Even een zijspoor: de scheidslijn tussen ‘wezens’ en ‘dingen’ is van een meer filosofische orde: er zit iets in, maar het blijft glad ijs. Er zijn steeds meer onderzoeksresultaten die erop wijzen dat planten met elkaar communiceren en sterk reageren op wat er met ze gebeurt. Niet dat ik een plant daarmee een bewustzijn wil toekennen, maar de scheidslijn tussen ‘wezens’ en ‘dingen’ is voor mij te dun om een standpunt mee te verdedigen.
Terug naar de hoofdlijn: een unieke eigenschap van de mens is dat we boven onze biologie kunnen uitstijgen. We zouden dus de keuze kunnen maken om geen vlees te eten. Argumenten die je noemt zijn o.a. de impact op het milieu, de eigen gezondheid en een eerlijkere verdeling van voedsel op de wereld. Deze hebben volgens mij niet te maken met het eten van vlees op zich, maar eerder met de belachelijke overconsumptie van vlees in de Westerse wereld. Dát is in mijn ogen het probleem dat opgelost moet worden.
Idealiter gaan we terug naar de situatie toen vlees nog een luxegoed was, wat hooguit eens in de week in beperkte hoeveelheid geconsumeerd werd. Wat denk je ervan?

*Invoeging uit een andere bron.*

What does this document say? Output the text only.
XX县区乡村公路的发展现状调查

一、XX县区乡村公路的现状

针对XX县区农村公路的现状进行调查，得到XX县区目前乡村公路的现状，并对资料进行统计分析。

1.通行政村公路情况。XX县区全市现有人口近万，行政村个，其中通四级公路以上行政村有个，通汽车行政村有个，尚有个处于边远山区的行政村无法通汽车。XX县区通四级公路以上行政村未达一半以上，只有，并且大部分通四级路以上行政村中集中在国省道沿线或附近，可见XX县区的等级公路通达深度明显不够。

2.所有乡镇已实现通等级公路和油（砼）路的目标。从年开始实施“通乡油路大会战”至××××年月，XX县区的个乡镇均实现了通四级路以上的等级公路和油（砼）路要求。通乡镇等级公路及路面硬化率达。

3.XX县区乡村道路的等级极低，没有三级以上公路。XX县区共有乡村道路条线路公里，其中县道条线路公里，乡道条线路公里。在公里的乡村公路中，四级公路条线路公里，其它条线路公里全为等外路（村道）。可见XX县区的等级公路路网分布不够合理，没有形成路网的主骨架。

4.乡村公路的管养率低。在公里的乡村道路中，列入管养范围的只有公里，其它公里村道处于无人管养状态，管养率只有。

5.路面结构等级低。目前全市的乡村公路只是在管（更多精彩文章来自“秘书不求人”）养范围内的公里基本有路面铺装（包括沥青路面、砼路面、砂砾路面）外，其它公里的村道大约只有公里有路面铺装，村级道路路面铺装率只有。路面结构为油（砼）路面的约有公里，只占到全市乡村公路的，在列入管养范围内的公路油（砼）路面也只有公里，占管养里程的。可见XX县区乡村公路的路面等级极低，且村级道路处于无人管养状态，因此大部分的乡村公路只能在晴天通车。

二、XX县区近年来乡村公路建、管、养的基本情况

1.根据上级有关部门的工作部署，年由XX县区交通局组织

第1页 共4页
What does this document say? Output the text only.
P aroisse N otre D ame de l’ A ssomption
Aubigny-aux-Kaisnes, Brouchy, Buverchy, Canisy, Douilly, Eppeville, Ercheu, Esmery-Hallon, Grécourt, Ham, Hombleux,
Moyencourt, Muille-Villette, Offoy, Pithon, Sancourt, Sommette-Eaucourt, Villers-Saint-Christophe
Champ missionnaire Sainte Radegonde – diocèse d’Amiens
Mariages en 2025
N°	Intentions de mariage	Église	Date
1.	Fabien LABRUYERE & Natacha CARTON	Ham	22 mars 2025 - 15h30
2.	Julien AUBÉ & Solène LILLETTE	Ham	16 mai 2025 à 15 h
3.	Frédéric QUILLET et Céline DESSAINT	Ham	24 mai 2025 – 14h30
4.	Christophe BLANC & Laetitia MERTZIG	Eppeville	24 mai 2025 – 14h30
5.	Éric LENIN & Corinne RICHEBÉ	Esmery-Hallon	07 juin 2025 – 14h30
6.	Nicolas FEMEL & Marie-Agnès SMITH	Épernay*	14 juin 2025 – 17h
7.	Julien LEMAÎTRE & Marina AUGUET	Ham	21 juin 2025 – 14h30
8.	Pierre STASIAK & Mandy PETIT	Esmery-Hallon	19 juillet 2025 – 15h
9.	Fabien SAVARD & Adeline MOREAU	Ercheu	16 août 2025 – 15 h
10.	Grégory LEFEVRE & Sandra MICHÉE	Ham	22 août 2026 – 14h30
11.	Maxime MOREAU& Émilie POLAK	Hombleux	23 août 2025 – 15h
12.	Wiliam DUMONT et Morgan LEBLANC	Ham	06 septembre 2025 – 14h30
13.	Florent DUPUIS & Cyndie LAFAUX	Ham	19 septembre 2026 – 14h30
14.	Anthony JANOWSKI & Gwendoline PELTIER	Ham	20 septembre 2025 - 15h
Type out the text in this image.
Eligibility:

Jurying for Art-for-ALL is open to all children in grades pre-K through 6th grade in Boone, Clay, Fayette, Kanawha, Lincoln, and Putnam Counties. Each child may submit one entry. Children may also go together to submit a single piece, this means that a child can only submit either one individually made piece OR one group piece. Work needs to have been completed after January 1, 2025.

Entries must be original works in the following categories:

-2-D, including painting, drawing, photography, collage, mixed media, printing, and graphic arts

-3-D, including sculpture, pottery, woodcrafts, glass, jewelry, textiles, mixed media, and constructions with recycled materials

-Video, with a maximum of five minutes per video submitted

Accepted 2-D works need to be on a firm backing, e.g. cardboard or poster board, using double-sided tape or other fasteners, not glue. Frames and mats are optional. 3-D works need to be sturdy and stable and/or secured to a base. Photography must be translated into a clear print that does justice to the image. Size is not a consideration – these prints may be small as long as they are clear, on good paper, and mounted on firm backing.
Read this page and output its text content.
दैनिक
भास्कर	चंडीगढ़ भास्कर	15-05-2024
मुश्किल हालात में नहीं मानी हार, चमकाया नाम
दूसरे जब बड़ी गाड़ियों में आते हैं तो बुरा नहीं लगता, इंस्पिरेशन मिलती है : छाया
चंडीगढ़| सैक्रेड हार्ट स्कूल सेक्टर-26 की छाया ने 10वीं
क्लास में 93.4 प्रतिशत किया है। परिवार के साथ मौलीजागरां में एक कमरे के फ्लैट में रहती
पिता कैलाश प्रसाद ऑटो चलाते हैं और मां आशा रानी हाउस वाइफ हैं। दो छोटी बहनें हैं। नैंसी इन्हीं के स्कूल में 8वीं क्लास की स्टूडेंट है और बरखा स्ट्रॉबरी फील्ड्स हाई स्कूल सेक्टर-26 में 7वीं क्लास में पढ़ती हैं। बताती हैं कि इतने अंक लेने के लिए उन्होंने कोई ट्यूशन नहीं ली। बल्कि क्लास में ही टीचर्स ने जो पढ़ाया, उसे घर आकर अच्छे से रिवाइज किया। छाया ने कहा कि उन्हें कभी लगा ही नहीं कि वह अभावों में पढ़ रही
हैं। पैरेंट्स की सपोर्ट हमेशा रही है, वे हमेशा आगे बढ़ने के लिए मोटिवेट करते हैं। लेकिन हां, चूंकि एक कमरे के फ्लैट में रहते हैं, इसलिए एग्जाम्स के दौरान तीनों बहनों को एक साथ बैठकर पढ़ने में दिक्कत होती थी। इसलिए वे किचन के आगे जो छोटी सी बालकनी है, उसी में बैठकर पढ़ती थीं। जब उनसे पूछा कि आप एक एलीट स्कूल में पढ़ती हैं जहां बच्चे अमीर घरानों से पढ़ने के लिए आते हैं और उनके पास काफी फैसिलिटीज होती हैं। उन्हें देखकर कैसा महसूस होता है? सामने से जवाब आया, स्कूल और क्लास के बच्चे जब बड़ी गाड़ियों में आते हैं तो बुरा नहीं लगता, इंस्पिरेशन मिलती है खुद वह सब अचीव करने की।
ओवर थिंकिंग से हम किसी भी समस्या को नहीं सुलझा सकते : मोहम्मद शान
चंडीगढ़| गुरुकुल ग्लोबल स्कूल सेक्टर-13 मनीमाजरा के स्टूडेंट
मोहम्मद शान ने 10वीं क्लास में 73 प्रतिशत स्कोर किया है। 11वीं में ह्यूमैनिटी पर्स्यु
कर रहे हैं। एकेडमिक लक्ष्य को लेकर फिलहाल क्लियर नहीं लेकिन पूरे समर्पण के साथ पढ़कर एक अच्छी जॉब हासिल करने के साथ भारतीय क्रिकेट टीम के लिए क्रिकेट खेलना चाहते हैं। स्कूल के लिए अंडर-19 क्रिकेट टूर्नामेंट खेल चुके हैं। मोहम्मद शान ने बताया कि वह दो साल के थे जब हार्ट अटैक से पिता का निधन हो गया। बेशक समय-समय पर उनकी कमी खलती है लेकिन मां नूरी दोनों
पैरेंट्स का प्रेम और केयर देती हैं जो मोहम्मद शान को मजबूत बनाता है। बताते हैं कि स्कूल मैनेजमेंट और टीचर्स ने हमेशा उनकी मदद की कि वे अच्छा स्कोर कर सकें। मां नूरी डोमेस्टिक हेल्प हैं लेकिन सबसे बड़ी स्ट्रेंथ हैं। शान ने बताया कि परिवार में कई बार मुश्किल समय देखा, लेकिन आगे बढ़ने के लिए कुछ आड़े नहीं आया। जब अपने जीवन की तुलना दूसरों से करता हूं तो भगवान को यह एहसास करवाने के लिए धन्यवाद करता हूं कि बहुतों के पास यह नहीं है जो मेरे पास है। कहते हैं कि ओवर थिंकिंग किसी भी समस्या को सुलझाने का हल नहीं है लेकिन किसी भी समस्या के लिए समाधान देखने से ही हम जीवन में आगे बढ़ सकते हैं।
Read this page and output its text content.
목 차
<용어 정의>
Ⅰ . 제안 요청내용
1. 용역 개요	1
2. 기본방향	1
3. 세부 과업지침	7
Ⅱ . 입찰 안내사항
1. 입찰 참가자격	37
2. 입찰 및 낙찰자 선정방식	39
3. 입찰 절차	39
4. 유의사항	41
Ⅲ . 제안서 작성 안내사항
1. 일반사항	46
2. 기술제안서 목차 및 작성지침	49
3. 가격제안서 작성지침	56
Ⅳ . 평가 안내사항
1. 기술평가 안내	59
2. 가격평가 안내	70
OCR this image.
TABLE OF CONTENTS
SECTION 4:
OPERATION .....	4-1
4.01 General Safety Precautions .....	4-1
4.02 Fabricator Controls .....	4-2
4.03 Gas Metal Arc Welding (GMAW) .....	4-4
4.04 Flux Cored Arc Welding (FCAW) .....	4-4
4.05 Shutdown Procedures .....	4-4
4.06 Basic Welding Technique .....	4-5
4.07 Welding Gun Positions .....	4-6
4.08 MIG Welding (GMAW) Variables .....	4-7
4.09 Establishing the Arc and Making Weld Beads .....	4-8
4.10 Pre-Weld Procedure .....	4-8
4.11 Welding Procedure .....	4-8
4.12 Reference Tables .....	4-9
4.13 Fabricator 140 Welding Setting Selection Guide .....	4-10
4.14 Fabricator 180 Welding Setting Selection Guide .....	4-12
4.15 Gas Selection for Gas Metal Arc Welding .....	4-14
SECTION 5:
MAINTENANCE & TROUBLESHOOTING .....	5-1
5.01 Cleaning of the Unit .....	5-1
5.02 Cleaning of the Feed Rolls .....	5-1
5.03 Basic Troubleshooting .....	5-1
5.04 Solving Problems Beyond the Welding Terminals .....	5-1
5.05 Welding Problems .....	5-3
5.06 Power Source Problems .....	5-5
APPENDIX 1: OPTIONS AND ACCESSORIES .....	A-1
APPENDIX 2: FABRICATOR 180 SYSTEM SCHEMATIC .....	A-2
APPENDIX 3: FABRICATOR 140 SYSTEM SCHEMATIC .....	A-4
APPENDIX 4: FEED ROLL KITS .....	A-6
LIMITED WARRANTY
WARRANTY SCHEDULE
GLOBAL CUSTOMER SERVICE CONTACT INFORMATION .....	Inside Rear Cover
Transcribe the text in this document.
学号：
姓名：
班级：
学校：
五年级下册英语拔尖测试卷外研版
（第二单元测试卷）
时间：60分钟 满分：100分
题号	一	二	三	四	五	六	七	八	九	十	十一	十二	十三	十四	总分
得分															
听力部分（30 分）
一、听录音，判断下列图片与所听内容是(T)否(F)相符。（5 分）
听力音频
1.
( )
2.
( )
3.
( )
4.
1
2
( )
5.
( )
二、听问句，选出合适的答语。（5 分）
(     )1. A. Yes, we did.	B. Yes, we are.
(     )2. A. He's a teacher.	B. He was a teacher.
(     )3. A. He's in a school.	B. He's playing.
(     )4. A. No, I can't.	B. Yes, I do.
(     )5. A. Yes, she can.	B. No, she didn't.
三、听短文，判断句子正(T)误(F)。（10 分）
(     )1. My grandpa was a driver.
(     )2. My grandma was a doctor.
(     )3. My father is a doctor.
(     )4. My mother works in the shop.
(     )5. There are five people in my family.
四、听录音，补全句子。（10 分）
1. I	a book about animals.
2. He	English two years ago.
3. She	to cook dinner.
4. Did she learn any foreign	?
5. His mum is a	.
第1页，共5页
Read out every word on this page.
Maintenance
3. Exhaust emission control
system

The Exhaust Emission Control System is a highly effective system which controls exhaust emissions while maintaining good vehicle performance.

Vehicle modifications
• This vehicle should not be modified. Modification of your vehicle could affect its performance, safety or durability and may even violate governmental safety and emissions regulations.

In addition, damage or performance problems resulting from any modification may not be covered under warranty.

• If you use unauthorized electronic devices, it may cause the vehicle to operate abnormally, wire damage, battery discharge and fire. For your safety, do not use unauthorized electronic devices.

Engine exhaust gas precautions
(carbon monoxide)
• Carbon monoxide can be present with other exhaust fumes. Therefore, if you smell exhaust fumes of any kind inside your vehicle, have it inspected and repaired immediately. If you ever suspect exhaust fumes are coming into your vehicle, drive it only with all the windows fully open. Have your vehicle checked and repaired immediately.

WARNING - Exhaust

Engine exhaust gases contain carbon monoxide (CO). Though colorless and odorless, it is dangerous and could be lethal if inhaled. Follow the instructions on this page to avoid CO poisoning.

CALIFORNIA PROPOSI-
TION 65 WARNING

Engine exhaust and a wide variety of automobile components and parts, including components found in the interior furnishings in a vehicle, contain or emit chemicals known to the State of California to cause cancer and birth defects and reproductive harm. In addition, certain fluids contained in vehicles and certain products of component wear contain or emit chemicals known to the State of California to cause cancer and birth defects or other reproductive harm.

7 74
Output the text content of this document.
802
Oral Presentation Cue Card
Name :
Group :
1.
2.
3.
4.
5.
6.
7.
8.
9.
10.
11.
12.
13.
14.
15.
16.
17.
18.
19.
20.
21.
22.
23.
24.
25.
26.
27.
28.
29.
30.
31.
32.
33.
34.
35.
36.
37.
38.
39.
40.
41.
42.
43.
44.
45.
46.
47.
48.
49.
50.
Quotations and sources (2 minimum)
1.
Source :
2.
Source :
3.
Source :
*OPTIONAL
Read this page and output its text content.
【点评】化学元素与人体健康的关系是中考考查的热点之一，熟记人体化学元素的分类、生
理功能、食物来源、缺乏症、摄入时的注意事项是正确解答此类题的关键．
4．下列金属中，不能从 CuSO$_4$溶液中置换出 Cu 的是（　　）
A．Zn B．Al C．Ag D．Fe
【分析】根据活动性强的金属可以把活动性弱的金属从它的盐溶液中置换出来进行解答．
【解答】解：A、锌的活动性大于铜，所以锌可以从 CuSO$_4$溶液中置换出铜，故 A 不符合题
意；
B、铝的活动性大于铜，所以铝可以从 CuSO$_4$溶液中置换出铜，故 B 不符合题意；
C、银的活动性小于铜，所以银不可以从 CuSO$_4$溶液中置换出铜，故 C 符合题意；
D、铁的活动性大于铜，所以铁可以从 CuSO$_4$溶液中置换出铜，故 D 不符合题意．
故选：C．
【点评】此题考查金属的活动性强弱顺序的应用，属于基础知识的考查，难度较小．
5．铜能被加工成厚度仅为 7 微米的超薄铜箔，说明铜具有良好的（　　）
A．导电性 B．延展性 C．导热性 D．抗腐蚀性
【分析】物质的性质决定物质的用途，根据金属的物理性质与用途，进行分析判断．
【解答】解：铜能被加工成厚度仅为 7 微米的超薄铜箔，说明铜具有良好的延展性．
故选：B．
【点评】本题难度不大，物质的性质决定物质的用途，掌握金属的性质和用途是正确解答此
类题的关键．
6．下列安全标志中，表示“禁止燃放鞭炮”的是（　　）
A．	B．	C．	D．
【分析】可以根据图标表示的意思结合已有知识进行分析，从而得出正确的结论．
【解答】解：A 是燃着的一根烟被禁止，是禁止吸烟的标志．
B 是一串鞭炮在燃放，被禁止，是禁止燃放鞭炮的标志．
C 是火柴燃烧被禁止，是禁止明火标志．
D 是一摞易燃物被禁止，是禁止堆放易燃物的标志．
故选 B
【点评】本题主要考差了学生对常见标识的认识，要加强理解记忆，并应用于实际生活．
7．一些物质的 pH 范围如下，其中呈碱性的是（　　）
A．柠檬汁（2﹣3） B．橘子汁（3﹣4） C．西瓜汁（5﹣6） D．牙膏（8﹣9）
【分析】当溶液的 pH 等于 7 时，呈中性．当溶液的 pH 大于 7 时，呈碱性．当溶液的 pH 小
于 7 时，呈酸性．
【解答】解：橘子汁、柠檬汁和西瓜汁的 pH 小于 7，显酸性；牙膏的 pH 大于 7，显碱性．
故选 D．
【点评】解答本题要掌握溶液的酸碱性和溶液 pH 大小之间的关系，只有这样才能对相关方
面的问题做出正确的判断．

P.S. Over de alternatieven voor vlees weet ik weinig: misschien kun je daar nog eens een blog aan wijden. Ik ben vooral benieuwd wat de impact zou zijn als de hele wereld nu zou overschakelen op alternatieve eiwitbronnen. Hebben we daar bijvoorbeeld genoeg landbouwareaal voor? En wat is de klimaatimpact van dit hypothetische scenario?
aantrok = aantrof
Tja, ethiek is en blijft heel lastig. Ik heb gisteren een regenworm die ik in een net gekochte pot van een sierplant aantrok, voorzichtig opgepakt (met een schepje) en in de tuin op vochtige zwarte aarde gezet; maar de grote aantallen naaktslakken die mijn peterselie en maggiplant aan het milimeteren zijn, die lok ik met een schoteltje bier richting hun dood.
In beide gevallen gaat het meer om mijn geluk en lijden dan om die van hen beng ik bang.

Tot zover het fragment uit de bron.